LA CHRONIQUE
C’est le grand retour de la dose. Pas de vaccin mais de proportionnelle. La communication élyséenne se fait hésitante : le Président est pour, le Président est contre. En pleine pandémie et éventuel reconfinement, le sujet a un fumet politicien irritant. Passons sur ces désagréments. Le mode de scrutin n’est pas négligeable dans un régime parlementaire. Certains politologues à l’ancienne disaient qu’il déterminait à lui seul la vie politique d’un pays. Majoritaire à un tour, c’est l’Angleterre bipartisane. Majoritaire à deux tours, ce sont les alliances droite-gauche de la Ve République. La proportionnelle, c’est l’ingouvernabilité de la IVe République, de l’Italie ou d’Israël. Mais ces règles d’antan peuvent être contestées. La proportionnelle n’empêche pas la stabilité allemande. Le scrutin majoritaire à deux tours interdit la représentation du Rassemblement national, alors que sa candidate a obtenu un quart des voix à la présidentielle. Plus profondément encore, le scrutin majoritaire a été imposé par Michel Debré (qui rêvait du modèle anglais) pour contenir les abus du régime d’assemblée de la IVe République. Depuis l’instauration de la Ve, de l’élection du président au suffrage universel, du quinquennat et du renversement du calendrier, l’Assemblée nationale est vidée de sa substance, dominée par une majorité présidentielle godillot, avec des députés sortis de nulle part, sans tradition politique ni ancrage local. Le scrutin majoritaire était un correctif utile du désordre ; il est devenu une arme superflue de l’ordre. Tout ce qui excessif est insignifiant. Et même dangereux.

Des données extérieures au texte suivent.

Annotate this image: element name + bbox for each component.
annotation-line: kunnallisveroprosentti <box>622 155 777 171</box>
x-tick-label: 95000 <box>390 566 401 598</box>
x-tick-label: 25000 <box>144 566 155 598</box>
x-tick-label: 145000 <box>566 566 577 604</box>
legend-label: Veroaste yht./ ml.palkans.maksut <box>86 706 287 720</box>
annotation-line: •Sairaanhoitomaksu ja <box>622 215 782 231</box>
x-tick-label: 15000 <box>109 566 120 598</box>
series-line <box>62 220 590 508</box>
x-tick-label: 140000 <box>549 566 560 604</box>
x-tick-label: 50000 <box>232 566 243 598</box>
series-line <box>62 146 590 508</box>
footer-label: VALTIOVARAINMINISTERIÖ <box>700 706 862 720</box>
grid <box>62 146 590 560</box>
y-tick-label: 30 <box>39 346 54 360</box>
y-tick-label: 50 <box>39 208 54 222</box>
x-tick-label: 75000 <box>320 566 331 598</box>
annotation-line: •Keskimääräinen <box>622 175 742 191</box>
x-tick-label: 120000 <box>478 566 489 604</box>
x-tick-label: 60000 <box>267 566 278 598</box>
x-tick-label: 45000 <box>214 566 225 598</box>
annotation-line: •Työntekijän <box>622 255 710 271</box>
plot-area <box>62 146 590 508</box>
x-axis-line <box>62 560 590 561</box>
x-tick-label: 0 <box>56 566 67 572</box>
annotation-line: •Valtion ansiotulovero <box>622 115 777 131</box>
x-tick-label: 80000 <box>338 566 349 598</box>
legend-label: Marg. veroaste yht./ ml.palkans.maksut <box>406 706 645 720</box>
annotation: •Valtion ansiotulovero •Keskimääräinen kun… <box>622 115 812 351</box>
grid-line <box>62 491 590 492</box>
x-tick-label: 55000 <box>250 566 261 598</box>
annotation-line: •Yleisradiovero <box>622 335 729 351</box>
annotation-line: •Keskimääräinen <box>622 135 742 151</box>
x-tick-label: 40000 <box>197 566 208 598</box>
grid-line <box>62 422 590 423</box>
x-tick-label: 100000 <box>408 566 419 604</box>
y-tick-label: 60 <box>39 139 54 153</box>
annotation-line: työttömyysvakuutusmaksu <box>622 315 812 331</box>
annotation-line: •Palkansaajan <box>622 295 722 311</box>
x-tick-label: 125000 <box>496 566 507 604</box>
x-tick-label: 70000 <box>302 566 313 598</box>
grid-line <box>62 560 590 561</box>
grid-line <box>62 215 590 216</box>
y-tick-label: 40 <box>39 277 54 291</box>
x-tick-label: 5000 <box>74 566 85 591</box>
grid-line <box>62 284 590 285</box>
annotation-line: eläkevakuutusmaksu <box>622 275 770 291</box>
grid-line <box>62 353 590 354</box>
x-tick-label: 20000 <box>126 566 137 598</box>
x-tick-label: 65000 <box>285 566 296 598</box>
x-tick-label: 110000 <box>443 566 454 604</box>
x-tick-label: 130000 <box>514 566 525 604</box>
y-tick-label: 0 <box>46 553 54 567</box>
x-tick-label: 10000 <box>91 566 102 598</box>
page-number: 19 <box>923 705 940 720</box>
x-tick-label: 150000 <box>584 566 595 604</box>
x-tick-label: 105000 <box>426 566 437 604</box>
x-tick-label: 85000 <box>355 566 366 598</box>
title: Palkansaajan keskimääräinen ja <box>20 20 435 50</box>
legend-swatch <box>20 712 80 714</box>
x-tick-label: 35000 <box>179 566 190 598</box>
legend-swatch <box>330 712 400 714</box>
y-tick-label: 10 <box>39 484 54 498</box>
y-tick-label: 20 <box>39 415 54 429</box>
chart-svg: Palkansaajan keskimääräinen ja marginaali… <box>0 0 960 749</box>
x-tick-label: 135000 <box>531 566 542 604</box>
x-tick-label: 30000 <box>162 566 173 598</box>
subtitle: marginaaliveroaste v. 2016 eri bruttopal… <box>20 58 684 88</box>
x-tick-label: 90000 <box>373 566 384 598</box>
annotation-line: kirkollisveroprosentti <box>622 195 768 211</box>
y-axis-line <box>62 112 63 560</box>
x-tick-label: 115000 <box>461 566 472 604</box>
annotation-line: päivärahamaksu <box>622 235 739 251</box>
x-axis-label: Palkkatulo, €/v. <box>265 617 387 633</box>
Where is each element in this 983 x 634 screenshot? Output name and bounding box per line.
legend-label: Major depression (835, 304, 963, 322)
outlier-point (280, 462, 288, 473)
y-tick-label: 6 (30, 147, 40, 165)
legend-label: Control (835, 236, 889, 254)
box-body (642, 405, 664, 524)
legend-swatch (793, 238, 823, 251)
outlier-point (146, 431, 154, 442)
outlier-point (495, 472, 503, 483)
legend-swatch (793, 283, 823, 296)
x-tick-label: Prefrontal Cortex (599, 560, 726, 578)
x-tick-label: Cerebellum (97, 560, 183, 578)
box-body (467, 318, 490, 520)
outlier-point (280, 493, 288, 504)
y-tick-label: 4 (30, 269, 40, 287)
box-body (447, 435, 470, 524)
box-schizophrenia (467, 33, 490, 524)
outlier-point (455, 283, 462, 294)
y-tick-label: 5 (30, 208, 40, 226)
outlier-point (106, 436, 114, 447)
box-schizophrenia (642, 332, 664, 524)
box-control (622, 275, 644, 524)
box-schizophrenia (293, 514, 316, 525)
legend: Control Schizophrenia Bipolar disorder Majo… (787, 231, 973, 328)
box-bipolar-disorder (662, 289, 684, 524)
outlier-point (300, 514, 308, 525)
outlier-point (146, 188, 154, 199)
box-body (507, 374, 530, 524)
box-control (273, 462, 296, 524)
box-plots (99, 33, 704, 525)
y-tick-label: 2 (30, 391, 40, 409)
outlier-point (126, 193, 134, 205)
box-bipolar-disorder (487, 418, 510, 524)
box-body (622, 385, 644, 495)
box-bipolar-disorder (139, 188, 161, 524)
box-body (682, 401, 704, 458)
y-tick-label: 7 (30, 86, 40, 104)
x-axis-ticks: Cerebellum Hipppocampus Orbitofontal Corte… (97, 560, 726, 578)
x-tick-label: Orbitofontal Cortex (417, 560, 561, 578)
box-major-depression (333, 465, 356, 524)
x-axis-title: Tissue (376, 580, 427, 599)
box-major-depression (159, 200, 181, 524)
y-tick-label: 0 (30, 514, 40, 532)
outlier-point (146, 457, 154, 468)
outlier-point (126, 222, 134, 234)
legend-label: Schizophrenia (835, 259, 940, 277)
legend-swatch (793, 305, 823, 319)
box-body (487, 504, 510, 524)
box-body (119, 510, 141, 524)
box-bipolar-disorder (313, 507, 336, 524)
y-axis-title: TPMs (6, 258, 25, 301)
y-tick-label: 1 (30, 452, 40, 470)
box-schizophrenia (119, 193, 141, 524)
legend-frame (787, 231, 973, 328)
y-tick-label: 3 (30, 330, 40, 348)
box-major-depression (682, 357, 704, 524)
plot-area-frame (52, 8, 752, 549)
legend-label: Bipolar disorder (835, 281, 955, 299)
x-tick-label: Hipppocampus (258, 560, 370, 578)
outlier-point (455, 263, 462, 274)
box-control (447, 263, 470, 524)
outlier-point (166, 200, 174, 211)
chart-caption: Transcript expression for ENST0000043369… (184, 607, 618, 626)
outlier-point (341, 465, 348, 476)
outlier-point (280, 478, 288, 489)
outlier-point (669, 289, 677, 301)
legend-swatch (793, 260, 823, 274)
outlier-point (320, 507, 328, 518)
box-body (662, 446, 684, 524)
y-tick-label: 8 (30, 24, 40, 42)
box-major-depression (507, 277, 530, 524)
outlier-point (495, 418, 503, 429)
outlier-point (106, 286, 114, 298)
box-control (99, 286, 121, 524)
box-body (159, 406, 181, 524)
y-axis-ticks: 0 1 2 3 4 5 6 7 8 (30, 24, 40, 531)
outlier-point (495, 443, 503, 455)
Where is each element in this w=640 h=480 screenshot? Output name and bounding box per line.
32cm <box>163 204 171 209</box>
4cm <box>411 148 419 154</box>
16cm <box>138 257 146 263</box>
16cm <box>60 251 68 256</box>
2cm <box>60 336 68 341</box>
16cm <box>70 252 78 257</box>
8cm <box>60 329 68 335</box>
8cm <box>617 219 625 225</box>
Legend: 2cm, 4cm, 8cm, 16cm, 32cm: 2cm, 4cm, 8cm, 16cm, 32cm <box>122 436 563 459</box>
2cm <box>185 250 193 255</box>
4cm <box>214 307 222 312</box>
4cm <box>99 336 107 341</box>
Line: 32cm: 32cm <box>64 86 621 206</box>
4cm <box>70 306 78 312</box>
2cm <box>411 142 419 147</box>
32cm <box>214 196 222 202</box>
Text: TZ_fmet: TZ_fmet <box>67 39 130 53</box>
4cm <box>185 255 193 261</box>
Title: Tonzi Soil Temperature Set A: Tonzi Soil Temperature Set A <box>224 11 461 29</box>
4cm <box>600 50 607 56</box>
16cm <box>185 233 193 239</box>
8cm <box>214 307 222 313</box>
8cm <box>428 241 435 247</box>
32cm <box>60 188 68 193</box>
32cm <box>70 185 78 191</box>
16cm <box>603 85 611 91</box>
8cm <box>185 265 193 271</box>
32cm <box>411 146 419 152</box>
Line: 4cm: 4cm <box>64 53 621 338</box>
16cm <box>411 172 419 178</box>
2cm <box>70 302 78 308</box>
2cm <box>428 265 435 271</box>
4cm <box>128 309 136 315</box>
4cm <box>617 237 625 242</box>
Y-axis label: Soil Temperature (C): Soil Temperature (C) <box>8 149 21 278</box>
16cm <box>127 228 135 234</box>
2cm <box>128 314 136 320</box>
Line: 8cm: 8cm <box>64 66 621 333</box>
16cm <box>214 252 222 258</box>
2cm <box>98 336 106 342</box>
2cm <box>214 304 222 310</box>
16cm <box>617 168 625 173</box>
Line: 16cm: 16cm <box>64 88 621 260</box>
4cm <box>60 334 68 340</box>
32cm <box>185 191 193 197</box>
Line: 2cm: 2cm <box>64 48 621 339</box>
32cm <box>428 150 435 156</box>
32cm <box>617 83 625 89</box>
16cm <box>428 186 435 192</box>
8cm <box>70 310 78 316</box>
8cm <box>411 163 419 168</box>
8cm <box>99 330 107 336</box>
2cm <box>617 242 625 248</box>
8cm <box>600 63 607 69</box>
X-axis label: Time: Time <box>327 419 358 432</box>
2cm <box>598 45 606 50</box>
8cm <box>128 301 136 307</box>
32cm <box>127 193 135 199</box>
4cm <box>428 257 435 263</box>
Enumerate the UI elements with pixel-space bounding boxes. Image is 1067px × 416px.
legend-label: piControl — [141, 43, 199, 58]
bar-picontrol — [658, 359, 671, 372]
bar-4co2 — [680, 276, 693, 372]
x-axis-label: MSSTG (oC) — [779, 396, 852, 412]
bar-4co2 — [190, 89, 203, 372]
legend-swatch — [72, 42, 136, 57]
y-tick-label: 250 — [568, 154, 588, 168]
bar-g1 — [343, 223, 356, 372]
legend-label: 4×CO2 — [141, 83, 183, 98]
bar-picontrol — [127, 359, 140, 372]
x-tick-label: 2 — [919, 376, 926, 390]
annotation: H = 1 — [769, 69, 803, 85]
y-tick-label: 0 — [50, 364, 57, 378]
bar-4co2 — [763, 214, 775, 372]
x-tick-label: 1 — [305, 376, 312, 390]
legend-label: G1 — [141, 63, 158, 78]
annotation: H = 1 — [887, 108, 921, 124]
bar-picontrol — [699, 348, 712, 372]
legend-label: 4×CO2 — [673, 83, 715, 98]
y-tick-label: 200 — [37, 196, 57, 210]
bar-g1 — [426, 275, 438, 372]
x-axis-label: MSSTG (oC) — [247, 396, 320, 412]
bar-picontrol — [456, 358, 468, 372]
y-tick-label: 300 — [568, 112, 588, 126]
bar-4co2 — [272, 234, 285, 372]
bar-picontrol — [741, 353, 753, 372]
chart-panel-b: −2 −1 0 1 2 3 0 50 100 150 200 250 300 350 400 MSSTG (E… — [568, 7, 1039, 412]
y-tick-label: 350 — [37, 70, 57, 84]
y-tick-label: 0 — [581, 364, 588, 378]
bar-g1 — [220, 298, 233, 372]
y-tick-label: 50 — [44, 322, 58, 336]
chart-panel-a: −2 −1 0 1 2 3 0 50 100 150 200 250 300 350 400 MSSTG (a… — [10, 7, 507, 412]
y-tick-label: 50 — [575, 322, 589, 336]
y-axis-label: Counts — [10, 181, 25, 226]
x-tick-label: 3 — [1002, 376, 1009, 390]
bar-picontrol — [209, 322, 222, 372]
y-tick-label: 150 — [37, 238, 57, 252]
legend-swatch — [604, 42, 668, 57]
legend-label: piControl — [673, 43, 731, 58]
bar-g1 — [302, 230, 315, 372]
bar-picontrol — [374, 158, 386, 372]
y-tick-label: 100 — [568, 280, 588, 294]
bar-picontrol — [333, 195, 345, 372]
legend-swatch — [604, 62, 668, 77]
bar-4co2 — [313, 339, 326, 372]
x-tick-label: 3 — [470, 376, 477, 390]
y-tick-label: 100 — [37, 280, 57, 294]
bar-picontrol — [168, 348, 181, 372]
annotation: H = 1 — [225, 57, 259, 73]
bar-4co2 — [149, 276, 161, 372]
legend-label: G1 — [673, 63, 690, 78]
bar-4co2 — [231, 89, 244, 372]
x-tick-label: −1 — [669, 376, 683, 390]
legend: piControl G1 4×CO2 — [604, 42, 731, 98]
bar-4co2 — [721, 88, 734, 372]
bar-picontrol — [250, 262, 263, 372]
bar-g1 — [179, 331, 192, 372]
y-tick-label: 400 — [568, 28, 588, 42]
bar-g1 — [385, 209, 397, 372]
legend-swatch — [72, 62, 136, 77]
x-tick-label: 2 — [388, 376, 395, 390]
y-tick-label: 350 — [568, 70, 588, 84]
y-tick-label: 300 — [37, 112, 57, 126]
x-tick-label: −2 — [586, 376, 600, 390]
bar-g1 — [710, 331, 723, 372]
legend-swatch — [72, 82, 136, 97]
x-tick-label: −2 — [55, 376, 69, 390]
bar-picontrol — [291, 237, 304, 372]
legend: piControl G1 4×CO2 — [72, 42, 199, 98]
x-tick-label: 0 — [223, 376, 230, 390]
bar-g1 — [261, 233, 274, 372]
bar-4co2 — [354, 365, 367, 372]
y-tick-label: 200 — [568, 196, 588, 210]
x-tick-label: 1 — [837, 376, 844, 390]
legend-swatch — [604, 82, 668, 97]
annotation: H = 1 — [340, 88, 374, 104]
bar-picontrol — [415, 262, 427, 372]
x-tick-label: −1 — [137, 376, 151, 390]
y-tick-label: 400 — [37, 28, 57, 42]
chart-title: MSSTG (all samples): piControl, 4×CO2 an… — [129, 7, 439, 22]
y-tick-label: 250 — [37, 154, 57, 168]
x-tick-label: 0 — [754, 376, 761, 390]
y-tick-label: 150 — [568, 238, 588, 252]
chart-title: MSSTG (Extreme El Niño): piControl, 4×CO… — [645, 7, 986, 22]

On n’entrera pas dans les subtilités de ce débat. Il va être difficile « d’instiller une dose de proportionnelle » (selon la formule de Mitterrand en 1985) un an avant les législatives, car il faudrait un redécoupage des circonscriptions. Restons-en aux principes. La question de la proportionnelle n’est pas scandaleuse, même en restant fidèle à l’esprit de la Ve qui fait du président de la République la clé de voûte des institutions. Ce n’est pas pour rien que de Gaulle avait refusé à Michel Debré de constitutionnaliser le mode de scrutin. Mais ce n’est plus l’essentiel. Car la Ve n’est plus la Ve. L’exécutif français n’est plus le souverain voulu par de Gaulle. Son adversaire n’est plus le Parlement. Les directives européennes soumettent le gouvernement français à ses normes. Au nom de l’État de droit, les grands juges, Conseil constitutionnel, Conseil d’État, Cour de justice européenne, dominent le législateur. En transformant habilement les principes philosophiques de la Déclaration des droits de l’homme de 1789 en règles juridiques, les prétendus sages imposent leur vision de la société au législateur. En réalité, ils font la loi à la place des représentants du peuple. Le gouvernement des juges s’allie ainsi au gouvernement des technocrates pour se substituer aux élus du peuple qui acceptent sans rechigner leur sujétion. Un régime oligarchique a remplacé notre démocratie.